Wine is bottled from the bottom of the solera, but the casks are never emptied. Instead, a third of the wine will be extracted for bottling and the casks will be refilled with wine from the layer above. They are in turn refilled with wine from the next layer up, with new wines filled into the top layer.
These solera casks are very seldom used to age anything other than sherry. In Scottish warehouses, they would repurpose casks that had transported the sherry to age their whisky. A notable modern exception is whisky from Millstone – distiller Patrick van Zuidam loves solera casks, and uses them to create a very different take on sherry-matured spirit, like our own exclusive Millstone 2017.
The Present Day
Between sherry’s decline in popularity and a change in the law in the 1980s that stopped its export in casks, the amount of sherry-soaked wood available to age whisky has been seriously squeezed.

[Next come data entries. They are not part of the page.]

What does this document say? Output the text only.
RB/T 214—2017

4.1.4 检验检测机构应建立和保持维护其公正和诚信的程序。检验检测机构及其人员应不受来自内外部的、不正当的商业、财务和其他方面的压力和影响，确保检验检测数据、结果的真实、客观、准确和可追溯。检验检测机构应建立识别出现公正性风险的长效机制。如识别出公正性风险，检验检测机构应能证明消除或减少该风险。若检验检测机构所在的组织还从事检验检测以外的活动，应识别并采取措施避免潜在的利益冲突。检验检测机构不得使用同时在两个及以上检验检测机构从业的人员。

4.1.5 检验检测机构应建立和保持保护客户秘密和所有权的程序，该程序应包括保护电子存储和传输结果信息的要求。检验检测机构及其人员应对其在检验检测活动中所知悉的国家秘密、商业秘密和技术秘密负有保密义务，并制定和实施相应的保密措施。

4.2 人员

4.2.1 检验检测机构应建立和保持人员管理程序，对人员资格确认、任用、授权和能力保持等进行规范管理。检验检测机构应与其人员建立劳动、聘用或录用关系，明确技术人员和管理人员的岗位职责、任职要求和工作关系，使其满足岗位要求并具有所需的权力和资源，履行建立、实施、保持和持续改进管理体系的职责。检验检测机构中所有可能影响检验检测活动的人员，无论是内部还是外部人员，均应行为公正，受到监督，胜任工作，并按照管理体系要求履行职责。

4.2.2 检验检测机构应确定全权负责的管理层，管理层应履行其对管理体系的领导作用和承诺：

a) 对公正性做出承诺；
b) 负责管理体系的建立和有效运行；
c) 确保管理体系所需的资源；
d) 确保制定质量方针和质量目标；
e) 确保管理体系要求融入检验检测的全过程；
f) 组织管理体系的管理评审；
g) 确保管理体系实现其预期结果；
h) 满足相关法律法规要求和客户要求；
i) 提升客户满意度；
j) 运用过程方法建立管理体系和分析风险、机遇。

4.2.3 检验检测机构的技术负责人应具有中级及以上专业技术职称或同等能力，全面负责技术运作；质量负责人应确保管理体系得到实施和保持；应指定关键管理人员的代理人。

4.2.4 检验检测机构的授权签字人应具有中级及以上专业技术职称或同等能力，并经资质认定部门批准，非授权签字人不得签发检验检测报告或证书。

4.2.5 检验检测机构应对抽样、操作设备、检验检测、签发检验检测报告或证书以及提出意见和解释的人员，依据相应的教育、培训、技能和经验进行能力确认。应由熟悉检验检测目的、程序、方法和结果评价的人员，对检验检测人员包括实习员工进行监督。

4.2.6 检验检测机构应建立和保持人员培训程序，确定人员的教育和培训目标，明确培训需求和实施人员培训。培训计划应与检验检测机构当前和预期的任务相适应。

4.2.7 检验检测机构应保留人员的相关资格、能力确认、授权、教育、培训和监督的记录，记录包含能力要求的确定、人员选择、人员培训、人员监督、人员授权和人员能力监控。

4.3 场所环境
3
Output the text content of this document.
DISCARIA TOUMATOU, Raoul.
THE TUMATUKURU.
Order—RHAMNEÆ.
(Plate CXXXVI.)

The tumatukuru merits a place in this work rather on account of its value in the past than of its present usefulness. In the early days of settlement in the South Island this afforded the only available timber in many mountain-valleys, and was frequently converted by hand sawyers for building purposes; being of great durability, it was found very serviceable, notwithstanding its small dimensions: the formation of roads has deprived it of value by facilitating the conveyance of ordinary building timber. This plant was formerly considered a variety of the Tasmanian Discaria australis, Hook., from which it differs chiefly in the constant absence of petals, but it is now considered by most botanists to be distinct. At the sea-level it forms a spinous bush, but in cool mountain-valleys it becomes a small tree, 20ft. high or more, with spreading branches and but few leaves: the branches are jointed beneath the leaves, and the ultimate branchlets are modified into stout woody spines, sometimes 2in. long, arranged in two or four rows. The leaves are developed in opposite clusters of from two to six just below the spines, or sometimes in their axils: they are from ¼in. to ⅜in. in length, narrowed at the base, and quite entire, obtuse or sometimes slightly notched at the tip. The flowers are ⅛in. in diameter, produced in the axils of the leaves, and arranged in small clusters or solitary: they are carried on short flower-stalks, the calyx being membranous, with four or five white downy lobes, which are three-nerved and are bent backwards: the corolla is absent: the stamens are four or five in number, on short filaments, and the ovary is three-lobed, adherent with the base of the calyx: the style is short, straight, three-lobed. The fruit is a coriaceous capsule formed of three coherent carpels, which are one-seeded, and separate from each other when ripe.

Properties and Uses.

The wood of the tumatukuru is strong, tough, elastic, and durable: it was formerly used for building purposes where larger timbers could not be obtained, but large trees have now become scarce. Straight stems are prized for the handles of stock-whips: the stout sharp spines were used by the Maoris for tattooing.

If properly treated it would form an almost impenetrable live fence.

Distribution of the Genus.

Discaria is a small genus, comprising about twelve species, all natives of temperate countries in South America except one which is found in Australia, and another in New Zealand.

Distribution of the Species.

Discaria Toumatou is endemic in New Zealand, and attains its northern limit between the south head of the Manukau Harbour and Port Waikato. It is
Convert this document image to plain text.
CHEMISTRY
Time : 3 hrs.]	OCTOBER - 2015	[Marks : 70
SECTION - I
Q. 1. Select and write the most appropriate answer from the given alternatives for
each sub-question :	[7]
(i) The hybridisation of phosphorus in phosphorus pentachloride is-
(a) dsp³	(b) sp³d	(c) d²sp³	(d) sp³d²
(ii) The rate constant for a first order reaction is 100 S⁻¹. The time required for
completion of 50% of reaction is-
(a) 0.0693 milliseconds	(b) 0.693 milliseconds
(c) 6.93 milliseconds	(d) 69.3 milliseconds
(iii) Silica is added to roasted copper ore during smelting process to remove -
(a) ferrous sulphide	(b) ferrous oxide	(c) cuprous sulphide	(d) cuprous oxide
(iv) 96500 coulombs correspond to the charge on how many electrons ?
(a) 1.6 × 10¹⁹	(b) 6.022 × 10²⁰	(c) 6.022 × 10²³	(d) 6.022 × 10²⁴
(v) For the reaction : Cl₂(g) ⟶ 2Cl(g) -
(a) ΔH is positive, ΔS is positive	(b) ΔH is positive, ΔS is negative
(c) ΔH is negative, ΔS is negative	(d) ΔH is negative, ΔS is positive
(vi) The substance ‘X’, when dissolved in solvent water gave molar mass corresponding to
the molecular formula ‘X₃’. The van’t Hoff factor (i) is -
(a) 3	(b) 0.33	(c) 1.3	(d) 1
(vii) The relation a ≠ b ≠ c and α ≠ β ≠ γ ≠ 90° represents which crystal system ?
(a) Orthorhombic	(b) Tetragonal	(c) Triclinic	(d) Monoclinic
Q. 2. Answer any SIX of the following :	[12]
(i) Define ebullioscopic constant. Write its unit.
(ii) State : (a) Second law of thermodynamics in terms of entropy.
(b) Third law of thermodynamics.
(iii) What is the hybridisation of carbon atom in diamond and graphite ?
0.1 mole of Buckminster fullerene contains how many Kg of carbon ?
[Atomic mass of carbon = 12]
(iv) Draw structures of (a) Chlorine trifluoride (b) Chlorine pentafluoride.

Whisky producers have had to step in and support sherry bodegas to ensure a consistent supply, with the value of the wood now greater than the liquid it once contained, and with whisky makers keen to get the most out of these precious vessels.
Sherry-cask-aged whiskies are some of the most exciting and most celebrated of drams and at The Whisky Exchange we are fortunate to have an incredible selection of exclusives to share with you.
On Thursday 26 October 2023, The Whisky Exchange’s ambassador Billy Abbott (That’s me – ed) will be hosting a tasting of some of our sherry-cask-matured exclusive bottlings. We haven’t revealed the entire line-up, as we like to make sure there are some surprises, but we can reveal that we will be tasting a range of drams to show the versatility of sherry casks. From a refill-butt-matured Benrinnes 2009 to the dark, smoky and sticky solera-cask-aged Millstone 2017, with a pit-stop at our Glenfarclas 25 Year Old London Edition, we’ll be showing off not only what you can do with a cask, but also the styles of sherry-matured whisky that we love.
This very much peaks with our very special Lagavulin 1991 31 Year Old Cask of Distinction, matured in a single first-fill Pedro Ximénez hogshead. It was one of the stars of Whisky Show 2023, and it’s a whisky we’re very much looking forward to sharing again.